脱衣所はかなり広く、ずらっと並んだコインロッカーは中途半端な50円玉を使用するのでちょっと戸惑うが、ここまでは温泉施設という雰囲気がほとんどしない。歴史ある建築物のなかで裸になっていることに不自然さを覚えるほどだ。しかし浴室への扉を開けた瞬間、大きな湯船にまず驚くはずだ。「千人風呂」という名前は大げさだとしても、パンフレットにもある通り100人は入浴できる大きさだ。しかも深さは1.1mと深く、湯船の底には黒い玉砂利が敷き詰められている。これだけの湯量だというのに、さらにお湯が掛け流しで注がれている。

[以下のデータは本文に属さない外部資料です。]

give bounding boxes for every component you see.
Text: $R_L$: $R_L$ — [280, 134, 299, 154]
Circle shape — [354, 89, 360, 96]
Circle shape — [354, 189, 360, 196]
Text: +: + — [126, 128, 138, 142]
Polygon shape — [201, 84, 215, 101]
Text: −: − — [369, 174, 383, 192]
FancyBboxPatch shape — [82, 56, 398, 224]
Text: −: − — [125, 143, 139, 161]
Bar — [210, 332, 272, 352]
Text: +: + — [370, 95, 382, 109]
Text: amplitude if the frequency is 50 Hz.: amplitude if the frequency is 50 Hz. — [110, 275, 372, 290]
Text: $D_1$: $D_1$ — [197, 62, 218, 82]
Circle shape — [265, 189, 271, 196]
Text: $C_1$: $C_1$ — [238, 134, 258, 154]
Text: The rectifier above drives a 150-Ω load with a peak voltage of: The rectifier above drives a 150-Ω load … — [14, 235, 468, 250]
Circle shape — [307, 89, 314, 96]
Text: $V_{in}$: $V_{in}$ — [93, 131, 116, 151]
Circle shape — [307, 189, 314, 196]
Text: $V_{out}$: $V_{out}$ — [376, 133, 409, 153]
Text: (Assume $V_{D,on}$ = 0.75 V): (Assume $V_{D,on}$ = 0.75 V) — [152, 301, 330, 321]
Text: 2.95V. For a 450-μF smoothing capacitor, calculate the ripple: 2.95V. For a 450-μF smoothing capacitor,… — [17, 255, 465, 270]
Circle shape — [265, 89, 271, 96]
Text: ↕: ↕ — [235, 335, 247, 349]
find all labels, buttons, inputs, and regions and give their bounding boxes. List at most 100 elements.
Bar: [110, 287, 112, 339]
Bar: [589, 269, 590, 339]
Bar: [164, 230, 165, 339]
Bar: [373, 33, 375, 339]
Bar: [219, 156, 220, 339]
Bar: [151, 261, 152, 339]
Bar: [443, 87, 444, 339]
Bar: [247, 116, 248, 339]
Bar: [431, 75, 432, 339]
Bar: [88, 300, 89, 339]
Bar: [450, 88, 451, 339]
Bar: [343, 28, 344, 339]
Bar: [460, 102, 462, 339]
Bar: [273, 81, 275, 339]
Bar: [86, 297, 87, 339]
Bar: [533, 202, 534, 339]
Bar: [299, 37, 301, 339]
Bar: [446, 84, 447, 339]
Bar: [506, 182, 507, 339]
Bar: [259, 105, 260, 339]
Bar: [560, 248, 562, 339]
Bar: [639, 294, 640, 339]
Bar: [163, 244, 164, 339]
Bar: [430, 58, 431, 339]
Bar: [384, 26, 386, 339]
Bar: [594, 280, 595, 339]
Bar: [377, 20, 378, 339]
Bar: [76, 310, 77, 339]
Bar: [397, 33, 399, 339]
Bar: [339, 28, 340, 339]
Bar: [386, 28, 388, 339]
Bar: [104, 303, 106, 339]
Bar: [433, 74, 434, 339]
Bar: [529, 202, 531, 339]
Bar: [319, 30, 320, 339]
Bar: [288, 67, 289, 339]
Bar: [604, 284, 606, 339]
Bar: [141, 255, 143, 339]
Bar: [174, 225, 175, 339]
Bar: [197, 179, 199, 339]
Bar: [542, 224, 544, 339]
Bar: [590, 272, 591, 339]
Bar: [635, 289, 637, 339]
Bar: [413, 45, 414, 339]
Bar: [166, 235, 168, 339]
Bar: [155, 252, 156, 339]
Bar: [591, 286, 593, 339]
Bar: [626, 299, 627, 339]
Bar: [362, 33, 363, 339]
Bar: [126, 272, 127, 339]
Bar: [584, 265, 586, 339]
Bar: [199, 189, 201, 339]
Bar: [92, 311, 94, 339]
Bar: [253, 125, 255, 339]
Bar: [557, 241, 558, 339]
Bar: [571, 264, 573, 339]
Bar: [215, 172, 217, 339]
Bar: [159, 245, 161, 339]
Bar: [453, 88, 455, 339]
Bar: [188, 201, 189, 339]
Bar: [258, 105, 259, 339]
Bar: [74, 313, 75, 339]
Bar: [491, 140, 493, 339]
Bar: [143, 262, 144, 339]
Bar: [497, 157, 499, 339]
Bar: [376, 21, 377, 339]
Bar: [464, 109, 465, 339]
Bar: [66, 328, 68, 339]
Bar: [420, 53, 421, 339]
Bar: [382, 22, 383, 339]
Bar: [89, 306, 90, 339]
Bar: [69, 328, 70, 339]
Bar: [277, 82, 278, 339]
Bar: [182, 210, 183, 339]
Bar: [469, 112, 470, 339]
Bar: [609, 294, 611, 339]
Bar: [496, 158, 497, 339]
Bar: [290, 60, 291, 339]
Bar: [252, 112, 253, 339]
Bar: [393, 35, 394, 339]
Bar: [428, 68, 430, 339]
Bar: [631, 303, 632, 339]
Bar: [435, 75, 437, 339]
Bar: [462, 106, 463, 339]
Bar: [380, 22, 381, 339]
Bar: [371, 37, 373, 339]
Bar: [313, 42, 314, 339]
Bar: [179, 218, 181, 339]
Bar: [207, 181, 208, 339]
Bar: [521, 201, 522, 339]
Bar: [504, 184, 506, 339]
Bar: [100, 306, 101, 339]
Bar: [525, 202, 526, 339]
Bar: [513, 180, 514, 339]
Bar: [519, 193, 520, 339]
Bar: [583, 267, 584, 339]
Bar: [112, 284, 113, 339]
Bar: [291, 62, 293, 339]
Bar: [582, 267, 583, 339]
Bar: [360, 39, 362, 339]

湯船のふちには2段の段差があり、下の段に腰かければ肩まで、上の段に腰かければ半身浴でつかることができる。歩行浴のように湯船の中をうろうろしている人もいれば、湯船の周囲では桶を枕にして寝ている人も。やわらかいお湯で気持ちがいい。浴室の一画にあるラドン室にはジャグジーの湯船がある。3〜4帖ほどだろうか。銭湯では普通の大きさだが、千人風呂のあとでは狭い!と感じるはず。

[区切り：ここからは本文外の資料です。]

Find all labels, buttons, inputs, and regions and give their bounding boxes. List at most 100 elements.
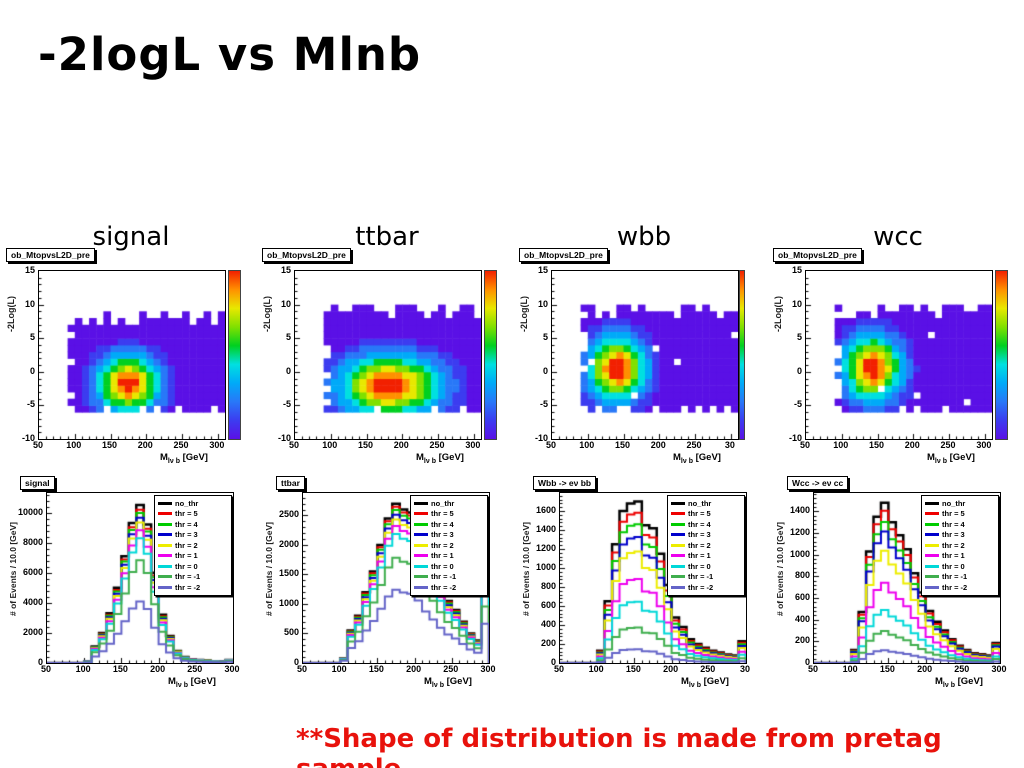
legend-label: thr = 1	[431, 551, 454, 561]
legend-entry: thr = 5	[158, 509, 228, 520]
legend-swatch	[925, 543, 939, 547]
colorbar	[995, 270, 1008, 440]
x-tick-label: 250	[443, 664, 459, 674]
x-axis-label: Mlν b [GeV]	[416, 452, 464, 465]
y-tick-label: 2000	[278, 538, 299, 549]
y-tick-label: 2000	[22, 626, 43, 637]
column-label-wbb: wbb	[616, 222, 672, 252]
x-tick-label: 250	[187, 664, 203, 674]
legend-swatch	[158, 522, 172, 526]
hist-title-box: Wcc -> eν cc	[787, 476, 849, 490]
x-tick-label: 250	[686, 440, 702, 450]
plot-frame	[38, 270, 226, 440]
x-tick-label: 250	[173, 440, 189, 450]
x-tick-label: 50	[40, 664, 51, 674]
legend-swatch	[925, 585, 939, 589]
legend-swatch	[158, 585, 172, 589]
legend-label: thr = 4	[942, 519, 965, 529]
x-axis-label-unit: [GeV]	[179, 452, 208, 463]
legend-swatch	[414, 564, 428, 568]
legend-entry: thr = 3	[414, 530, 484, 541]
x-axis-label: Mlν b [GeV]	[935, 676, 983, 689]
histogram-panel-signal: signal # of Events / 10.0 [GeV] 0 2000 4000 6…	[2, 476, 254, 708]
legend-label: thr = -1	[175, 572, 201, 582]
hist-title-box: ob_MtopvsL2D_pre	[773, 248, 862, 262]
legend-entry: no_thr	[671, 498, 741, 509]
x-tick-label: 50	[32, 440, 43, 450]
y-tick-label: 400	[794, 613, 810, 624]
x-axis-label-prefix: M	[168, 676, 176, 687]
legend-entry: thr = 3	[671, 530, 741, 541]
legend-swatch	[925, 501, 939, 505]
x-tick-label: 150	[625, 664, 641, 674]
y-tick-label: 1600	[535, 505, 556, 516]
y-tick-label: 4000	[22, 596, 43, 607]
legend-label: thr = 3	[175, 530, 198, 540]
column-label-signal: signal	[92, 222, 170, 252]
legend-box: no_thr thr = 5 thr = 4 thr = 3 thr = 2 thr = …	[154, 495, 232, 596]
legend-label: thr = 4	[175, 519, 198, 529]
legend-entry: thr = 5	[925, 509, 995, 520]
legend-swatch	[158, 512, 172, 516]
legend-label: thr = 5	[688, 509, 711, 519]
legend-entry: thr = -1	[158, 572, 228, 583]
y-tick-label: -10	[788, 433, 802, 443]
legend-label: thr = 5	[942, 509, 965, 519]
legend-label: thr = 5	[431, 509, 454, 519]
x-tick-label: 150	[102, 440, 118, 450]
y-tick-label: 600	[540, 600, 556, 611]
y-tick-label: 2500	[278, 509, 299, 520]
x-axis-label-unit: [GeV]	[700, 676, 729, 687]
legend-swatch	[925, 575, 939, 579]
legend-entry: thr = 5	[671, 509, 741, 520]
legend-swatch	[671, 543, 685, 547]
x-tick-label: 300	[465, 440, 481, 450]
x-tick-label: 300	[480, 664, 496, 674]
y-tick-label: 5	[285, 332, 291, 343]
legend-label: thr = 1	[688, 551, 711, 561]
legend-swatch	[671, 533, 685, 537]
legend-swatch	[158, 564, 172, 568]
y-tick-label: 0	[285, 365, 291, 376]
legend-label: no_thr	[175, 498, 199, 508]
y-tick-label: -10	[534, 433, 548, 443]
legend-label: thr = -2	[175, 582, 201, 592]
x-tick-label: 100	[842, 664, 858, 674]
heatmap-panel-wbb: ob_MtopvsL2D_pre -2Log(L) 15 10 5 0 -5 -10 50 100…	[515, 246, 767, 478]
heatmap-canvas-signal	[39, 271, 225, 439]
y-tick-label: 5	[796, 332, 802, 343]
x-tick-label: 100	[579, 440, 595, 450]
y-tick-label: 800	[540, 581, 556, 592]
x-tick-label: 150	[112, 664, 128, 674]
x-tick-label: 250	[954, 664, 970, 674]
x-tick-label: 50	[807, 664, 818, 674]
x-tick-label: 100	[588, 664, 604, 674]
y-tick-label: 1500	[278, 568, 299, 579]
x-axis-label: Mlν b [GeV]	[424, 676, 472, 689]
y-tick-label: 0	[796, 365, 802, 376]
legend-entry: thr = 2	[671, 540, 741, 551]
legend-entry: thr = 1	[158, 551, 228, 562]
hist-title-box: ob_MtopvsL2D_pre	[6, 248, 95, 262]
legend-swatch	[671, 575, 685, 579]
legend-swatch	[671, 585, 685, 589]
x-tick-label: 300	[209, 440, 225, 450]
legend-swatch	[671, 512, 685, 516]
y-tick-label: 1200	[789, 527, 810, 538]
legend-swatch	[158, 575, 172, 579]
y-tick-label: 1400	[535, 524, 556, 535]
x-axis-label-prefix: M	[160, 452, 168, 463]
y-tick-label: 1400	[789, 505, 810, 516]
y-tick-label: 1000	[789, 548, 810, 559]
x-axis-label: Mlν b [GeV]	[927, 452, 975, 465]
x-axis-label-sub: lν b	[688, 681, 701, 689]
legend-label: thr = -2	[942, 582, 968, 592]
legend-swatch	[414, 533, 428, 537]
plot-frame	[294, 270, 482, 440]
x-axis-label-sub: lν b	[175, 681, 188, 689]
heatmap-panel-wcc: ob_MtopvsL2D_pre -2Log(L) 15 10 5 0 -5 -10 50 100…	[769, 246, 1021, 478]
y-tick-label: -5	[793, 399, 802, 410]
x-tick-label: 200	[917, 664, 933, 674]
x-axis-label: Mlν b [GeV]	[160, 452, 208, 465]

浴室は大きな窓がいくつもあり明るい空間。床や壁のタイルは改修されているが、モザイク調の飾り壁、数体ある古代ギリシャ風の女性像、幾何学的なデザインのステンドグラスなど、随所に西洋風の趣味を見てとれる。

片倉館(長野県諏訪市)2階の休憩室兼食堂は柱の頂部にふくらみをもたせ、彫刻を施す西洋式の発想。これに対して1階にある250帖敷きの大広間(有料)は、格天井の本格的和風の造り。これが温泉施設か!と驚くこと間違いなし。諏訪を訪れたらぜひ立ち寄ってみてほしい。


片倉館
源泉/上諏訪温泉(単純温泉)
住所/長野県諏訪市湖岸通り4-1-9 [地図
電話/0266-52-0604
交通/JR中央本線上諏訪駅より徒歩5分
料金/大人500円、小人300円(3歳〜小学生)
時間/10:00〜21:00、第2・4火曜日定休

YOMIURI ONLINE(2007年1月13日)「湯遊探訪」−信州温泉巡り
  <32>上諏訪温泉・片倉館(諏訪市) 日本最古クアハウス

片倉館パンフレット

(追記-2012/10/1)
昨年、国の重要文化財に指定されました。